While taking computer science courses at Berry, Zane Cochran expressed interest in working some of his own experiments. So, the college gave him the keys to a small storage room that was not being used, and he soon set up shop. The space was small, but he made due, soon creating his own circuits and small devices using skills he was learning in class.
“I started building things; circuits and robots – even 3D printing,” Cochran remembers. “This, of course, sparked the interest of other students who wanted to join in. It got to the point where a lot of people – students and faculty – soon were crammed into the small space.”
Interest in what Cochran was doing continued to grow, and then Cochran met the partner who would help bring his lab to the next level.
John Grout, who studied management science and at the time was the Dean of the Campbell School of Business at Berry College, was posed by the provost of the college to develop a new program. From this challenge, John took his own love of innovation and interest in 3D printing, and posed that the college develop a “Creative Technologies” major. Grout and Cochran teamed up and received the approval for a new, much larger lab to be built at a designated place on campus. They then went on to approve classes that students could take to build their skills in the lab, using the lab itself to practice building and prototyping their inventions. Currently, Berry College offers a major and minor in Creative Technologies, in which 50 students study under to date.
In the spring of 2016, the college decided to designate a new space in which to build a lab that would house the various equipment, tools and work stations necessary for the creative workspace. The lab itself is divided into four major areas including an ideation and creation area, a design studio for prototyping, a wood shop, and a lounge that also doubles as a space for larger projects. The lab currently houses seven 3D printers, used for prototyping. Recently, the lab just took in a large storage container they will be turning into a metal shop.

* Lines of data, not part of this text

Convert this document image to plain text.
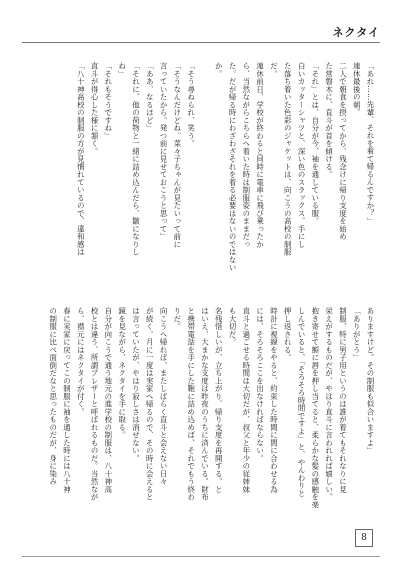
ネクタイ
「あれ……先輩、それを着て帰るんですか？」
連休最後の朝。
二人で朝食を摂ってから、残念けに帰り支度を始め
た常磐木に、直斗が首を傾ける。
「それ」とは、自分が今、袖を通している服。
白いカッターシャツと、深い色のスラックス。手にし
た落ち着いた色彩のジャケットは、向こうの高校の制服
だ。
連休前日、学校が終わると同時に電車に飛び乗ったか
ら、当然ながらこちらへ着いた時は制服姿のままだっ
た。だが帰る時にわざわざそれを着る必要はないのではない
か。
「そう尋ねられ、笑う。
「そうなんだけどね。菜々子ちゃんが見たいって前に
言っていたから。発つ前に見せておこうと思って」
「ああ、なるほど」
「それに、他の荷物と一緒に詰め込んだら、皺になりし
ね」
「それもそうですね」
直斗が得心した様に頷く。
「八十神高校の制服の方が見慣れているので、違和感は
ありますけど。その制服も似合いますよ」
「ありがとう」
制服、特に男子用というのは誰が着てもそれなりに見
栄えがするものだが、やはり直斗に言われれば嬉しい。
抱き寄せて額に唇を押し当てると、柔らかな髪の感触を楽
しんでいると、「そろそろ時間ですよ」と、やんわりと
押し返される。
時計に視線をやると、約束した時間に間に合わせる為
には、そろそろここを出なければならない。
直斗と過ごせる時間は大切だが、叔父と年少の従姉妹
も大切だ。
名残惜しいが、立ち上がり、帰り支度を再開する。と
はいえ、大まかな支度は昨夜のうちに済んでいる。財布
と携帯電話を手にした鞄に詰め込めば、それでもう終わ
りだ。
向こうへ帰れば、またしばらく直斗と会えない日々
が続く。月に一度は実家へ帰るので、その時に会えると
は言っていたが、やはり寂しさは消せない。
鏡を見ながら、ネクタイを手に取る。
自分が向こうで通う地元の進学校の制服は、八十神高
校とは違う、所謂ブレザーと呼ばれるものだ。当然なが
ら、襟元にはネクタイが付く。
春に実家に戻ってこの制服に袖を通した時には八十神
の制服に比べ面倒だなと思ったものだが、身に染み
8
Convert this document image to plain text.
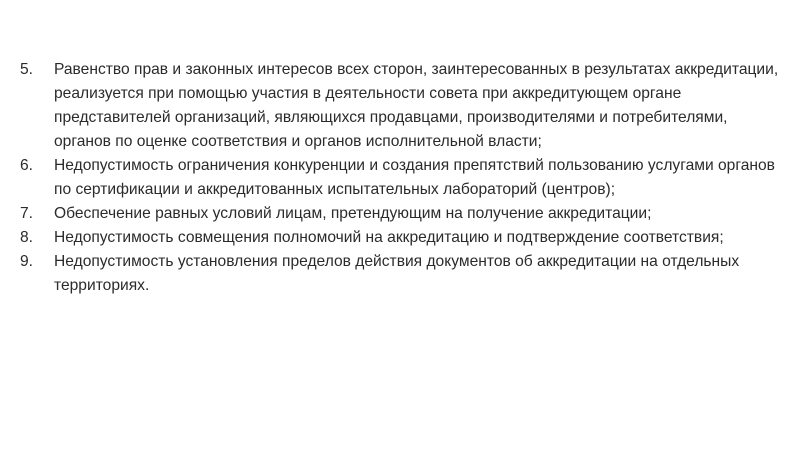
5.	Равенство прав и законных интересов всех сторон, заинтересованных в результатах аккредитации, реализуется при помощью участия в деятельности совета при аккредитующем органе представителей организаций, являющихся продавцами, производителями и потребителями, органов по оценке соответствия и органов исполнительной власти;
6.	Недопустимость ограничения конкуренции и создания препятствий пользованию услугами органов по сертификации и аккредитованных испытательных лабораторий (центров);
7.	Обеспечение равных условий лицам, претендующим на получение аккредитации;
8.	Недопустимость совмещения полномочий на аккредитацию и подтверждение соответствия;
9.	Недопустимость установления пределов действия документов об аккредитации на отдельных территориях.
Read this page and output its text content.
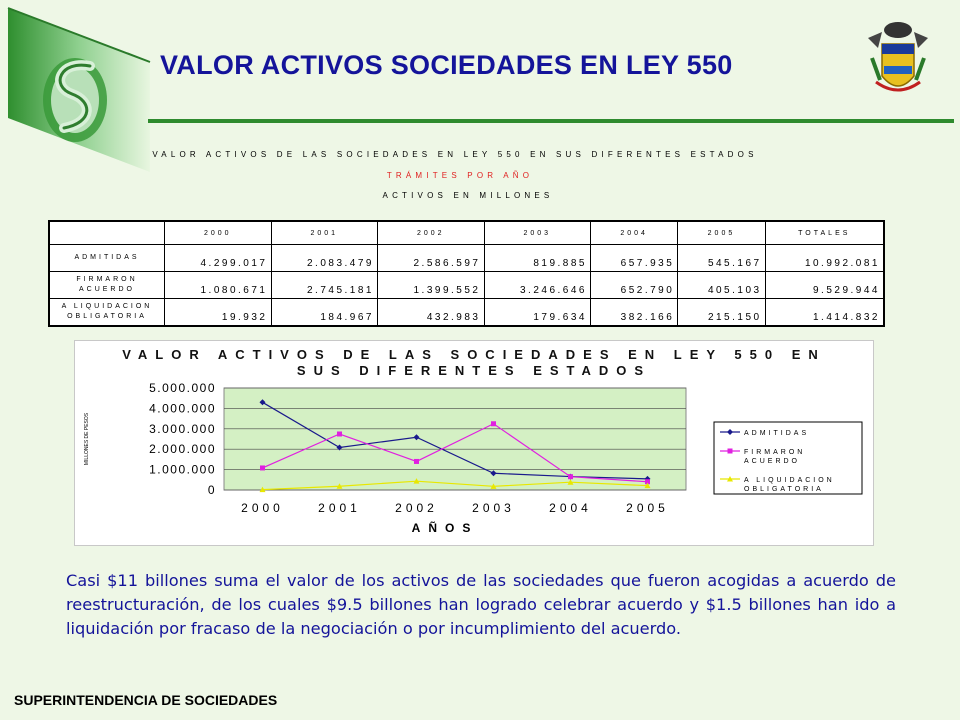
VALOR ACTIVOS SOCIEDADES EN LEY 550
VALOR ACTIVOS DE LAS SOCIEDADES EN LEY 550 EN SUS DIFERENTES ESTADOS
TRÁMITES POR AÑO
ACTIVOS EN MILLONES
	2000	2001	2002	2003	2004	2005	TOTALES
ADMITIDAS	4.299.017	2.083.479	2.586.597	819.885	657.935	545.167	10.992.081
FIRMARON
ACUERDO	1.080.671	2.745.181	1.399.552	3.246.646	652.790	405.103	9.529.944
A LIQUIDACION
OBLIGATORIA	19.932	184.967	432.983	179.634	382.166	215.150	1.414.832
VALOR ACTIVOS DE LAS SOCIEDADES EN LEY 550 EN
SUS DIFERENTES ESTADOS
0
1.000.000
2.000.000
3.000.000
4.000.000
5.000.000
MILLONES DE PESOS
2000	2001	2002	2003	2004	2005
AÑOS
ADMITIDAS
FIRMARON
ACUERDO
A LIQUIDACION
OBLIGATORIA
Casi $11 billones suma el valor de los activos de las sociedades que fueron acogidas a acuerdo de reestructuración, de los cuales $9.5 billones han logrado celebrar acuerdo y $1.5 billones han ido a liquidación por fracaso de la negociación o por incumplimiento del acuerdo.
SUPERINTENDENCIA DE SOCIEDADES
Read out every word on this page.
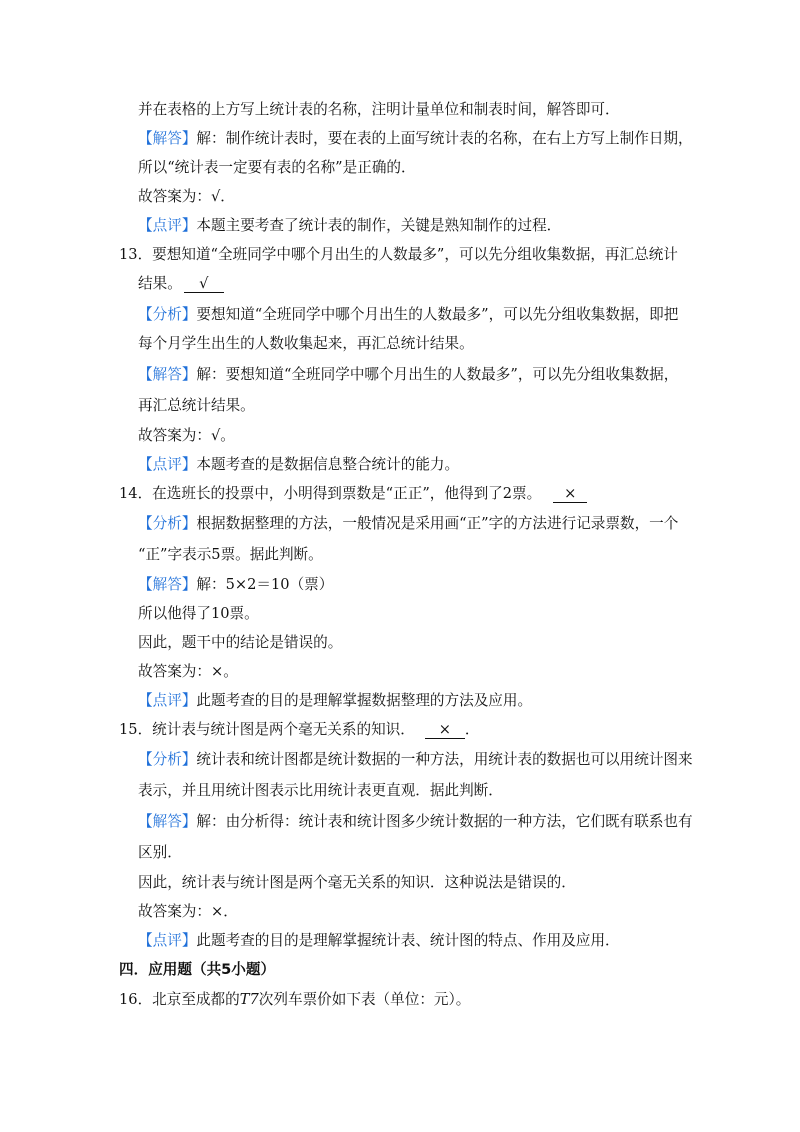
并在表格的上方写上统计表的名称，注明计量单位和制表时间，解答即可．
【解答】解：制作统计表时，要在表的上面写统计表的名称，在右上方写上制作日期，
所以“统计表一定要有表的名称”是正确的．
故答案为：√．
【点评】本题主要考查了统计表的制作，关键是熟知制作的过程．
13．要想知道“全班同学中哪个月出生的人数最多”，可以先分组收集数据，再汇总统计
结果。 √
【分析】要想知道“全班同学中哪个月出生的人数最多”，可以先分组收集数据，即把
每个月学生出生的人数收集起来，再汇总统计结果。
【解答】解：要想知道“全班同学中哪个月出生的人数最多”，可以先分组收集数据，
再汇总统计结果。
故答案为：√。
【点评】本题考查的是数据信息整合统计的能力。
14．在选班长的投票中，小明得到票数是“正正”，他得到了2票。 ×
【分析】根据数据整理的方法，一般情况是采用画“正”字的方法进行记录票数，一个
“正”字表示5票。据此判断。
【解答】解：5×2＝10（票）
所以他得了10票。
因此，题干中的结论是错误的。
故答案为：×。
【点评】此题考查的目的是理解掌握数据整理的方法及应用。
15．统计表与统计图是两个毫无关系的知识． × ．
【分析】统计表和统计图都是统计数据的一种方法，用统计表的数据也可以用统计图来
表示，并且用统计图表示比用统计表更直观．据此判断．
【解答】解：由分析得：统计表和统计图多少统计数据的一种方法，它们既有联系也有
区别．
因此，统计表与统计图是两个毫无关系的知识．这种说法是错误的．
故答案为：×．
【点评】此题考查的目的是理解掌握统计表、统计图的特点、作用及应用．
四．应用题（共5小题）
16．北京至成都的T7次列车票价如下表（单位：元）。
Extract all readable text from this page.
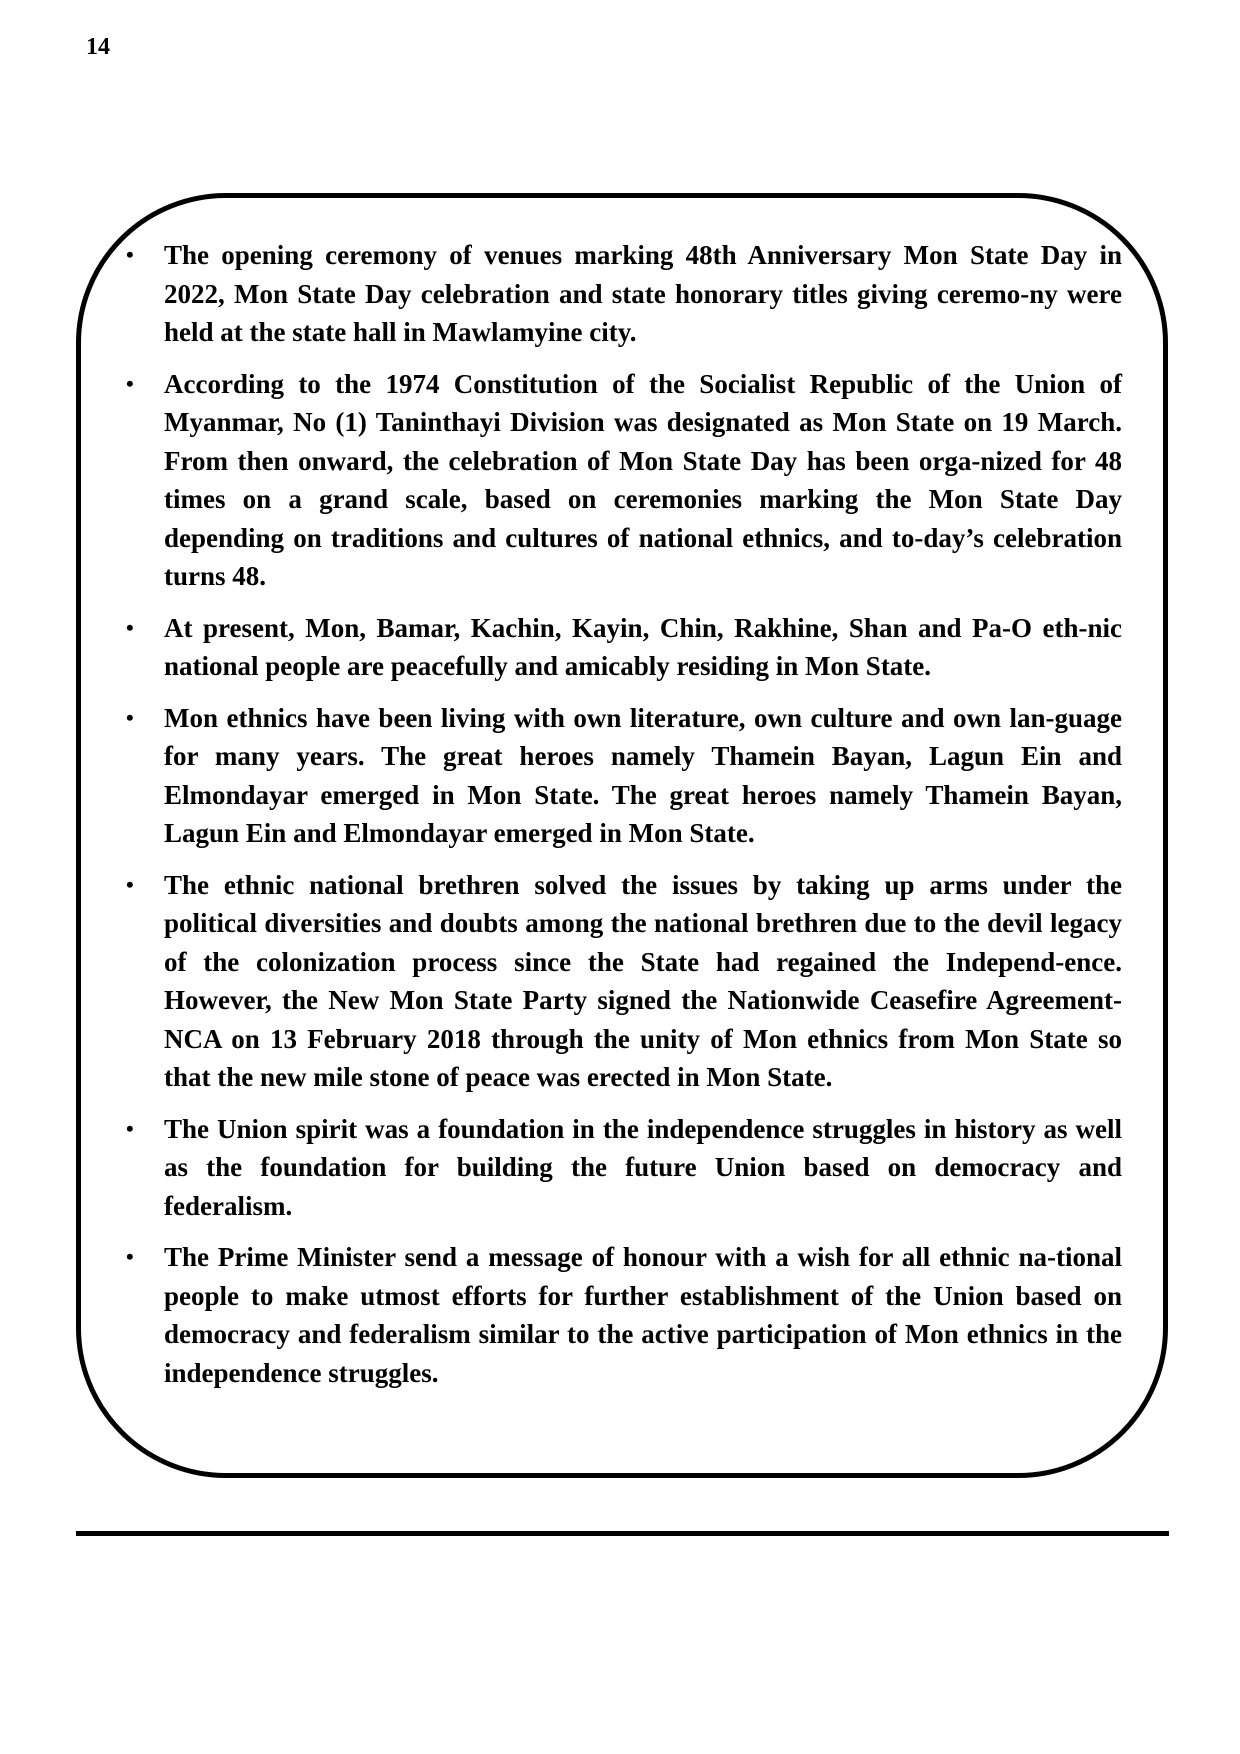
14
• The opening ceremony of venues marking 48th Anniversary Mon State Day in 2022, Mon State Day celebration and state honorary titles giving ceremo-ny were held at the state hall in Mawlamyine city.
• According to the 1974 Constitution of the Socialist Republic of the Union of Myanmar, No (1) Taninthayi Division was designated as Mon State on 19 March. From then onward, the celebration of Mon State Day has been orga-nized for 48 times on a grand scale, based on ceremonies marking the Mon State Day depending on traditions and cultures of national ethnics, and to-day’s celebration turns 48.
• At present, Mon, Bamar, Kachin, Kayin, Chin, Rakhine, Shan and Pa-O eth-nic national people are peacefully and amicably residing in Mon State.
• Mon ethnics have been living with own literature, own culture and own lan-guage for many years. The great heroes namely Thamein Bayan, Lagun Ein and Elmondayar emerged in Mon State. The great heroes namely Thamein Bayan, Lagun Ein and Elmondayar emerged in Mon State.
• The ethnic national brethren solved the issues by taking up arms under the political diversities and doubts among the national brethren due to the devil legacy of the colonization process since the State had regained the Independ-ence. However, the New Mon State Party signed the Nationwide Ceasefire Agreement-NCA on 13 February 2018 through the unity of Mon ethnics from Mon State so that the new mile stone of peace was erected in Mon State.
• The Union spirit was a foundation in the independence struggles in history as well as the foundation for building the future Union based on democracy and federalism.
• The Prime Minister send a message of honour with a wish for all ethnic na-tional people to make utmost efforts for further establishment of the Union based on democracy and federalism similar to the active participation of Mon ethnics in the independence struggles.
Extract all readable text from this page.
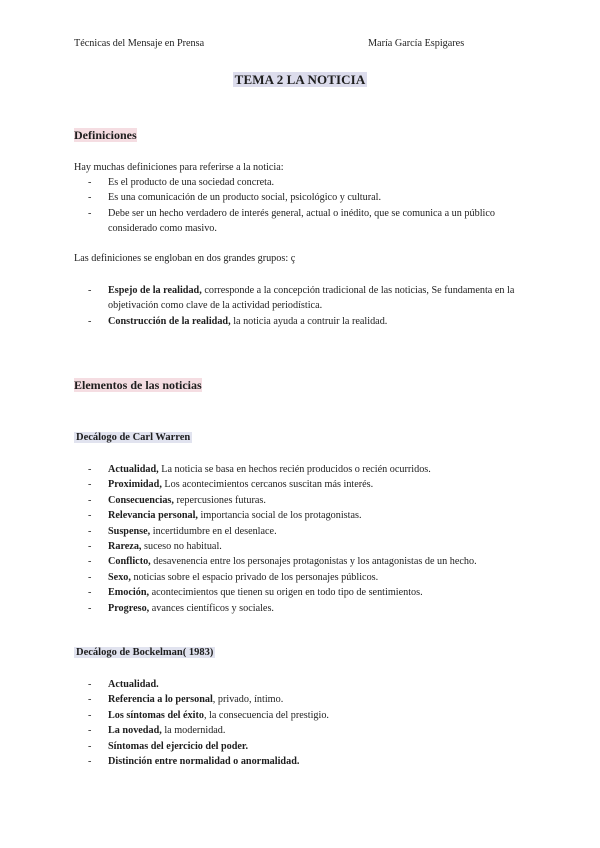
Técnicas del Mensaje en Prensa	María García Espigares
TEMA 2 LA NOTICIA
Definiciones
Hay muchas definiciones para referirse a la noticia:
- Es el producto de una sociedad concreta.
- Es una comunicación de un producto social, psicológico y cultural.
- Debe ser un hecho verdadero de interés general, actual o inédito, que se comunica a un público considerado como masivo.
Las definiciones se engloban en dos grandes grupos: ç
- Espejo de la realidad, corresponde a la concepción tradicional de las noticias, Se fundamenta en la objetivación como clave de la actividad periodística.
- Construcción de la realidad, la noticia ayuda a contruir la realidad.
Elementos de las noticias
Decálogo de Carl Warren
- Actualidad, La noticia se basa en hechos recién producidos o recién ocurridos.
- Proximidad, Los acontecimientos cercanos suscitan más interés.
- Consecuencias, repercusiones futuras.
- Relevancia personal, importancia social de los protagonistas.
- Suspense, incertidumbre en el desenlace.
- Rareza, suceso no habitual.
- Conflicto, desavenencia entre los personajes protagonistas y los antagonistas de un hecho.
- Sexo, noticias sobre el espacio privado de los personajes públicos.
- Emoción, acontecimientos que tienen su origen en todo tipo de sentimientos.
- Progreso, avances científicos y sociales.
Decálogo de Bockelman( 1983)
- Actualidad.
- Referencia a lo personal, privado, íntimo.
- Los síntomas del éxito, la consecuencia del prestigio.
- La novedad, la modernidad.
- Síntomas del ejercicio del poder.
- Distinción entre normalidad o anormalidad.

“We wanted to build a space where students could simply come and create new things where everyone is welcome” says Grout. “We have a lot of students who use the space for their major, some who come to take a few courses, and some who come and work in the space that don’t have any sort of classwork here at all. I would love to see this program grow. Our goal is to have up to 80 creative technology majors in the near future.”
Berry College is known for their hands-on method of education, which the HackBerry Lab certainly proves. “It’s all about understanding our world,” Grout suggests. “The world around us is becoming increasingly technologically oriented, and one of the many things a student gets when they are taking one of these classes is the ability to open something up and see what’s really going on inside. What’s even cooler is after you have taken a couple of these courses, you can look under the hood of your electronic devises and understand what is going on behind the scenes.
“We try to take the shackles off our students, allowing them to be freely creative. So, that’s what makes our new lab so important,” says Cochran, who now teaches several classes found within the Creative Technologies Major. “(The lab) is a bit off the beaten path on campus – which is clever – because it really gives our students the ability to explore and develop new ideas without interruptions or getting in anyone’s way. However, our lab is known as an open lab, meaning we want anyone to be able to walk through these doors, even if they have never programed or even heard of a 3D printer. If they have any sort of interest, we will gladly take them in.”
To help engage the student population at the college, the HackBerry Lab puts on monthly “hack-a-thons” in which students are challenged to come to the lab to create and show their creations against their peers. Students have a total of four hours to build their creation, which will be judged in the end to decide on a winner.
History majors, music major, business majors or really any student that wishes to learn more about how to create their own technology can take on a creative technology major or minor.
Since the program has started, businesses have been created by students who have continued to grow and operate them after college; creative solutions have been developed and created to solve problems or just make the world a better place. One student in particular, Rachel Leroy, who was on the equestrian team, used the lab to help develop a sensor that a horse can wear to provide the rider priceless information and, in turn, preventing injuries to the animal.
Whatever the passion of the individual inventor, there is a space in the HackBerry Lab for them. The lab is continually growing, and has big plans for the future. They not only openly accept, but encourage members of the community to come and visit the space and become involved in the work. It takes a team of creative minds to create and build the technology that will improve our everyday lives, come show your support.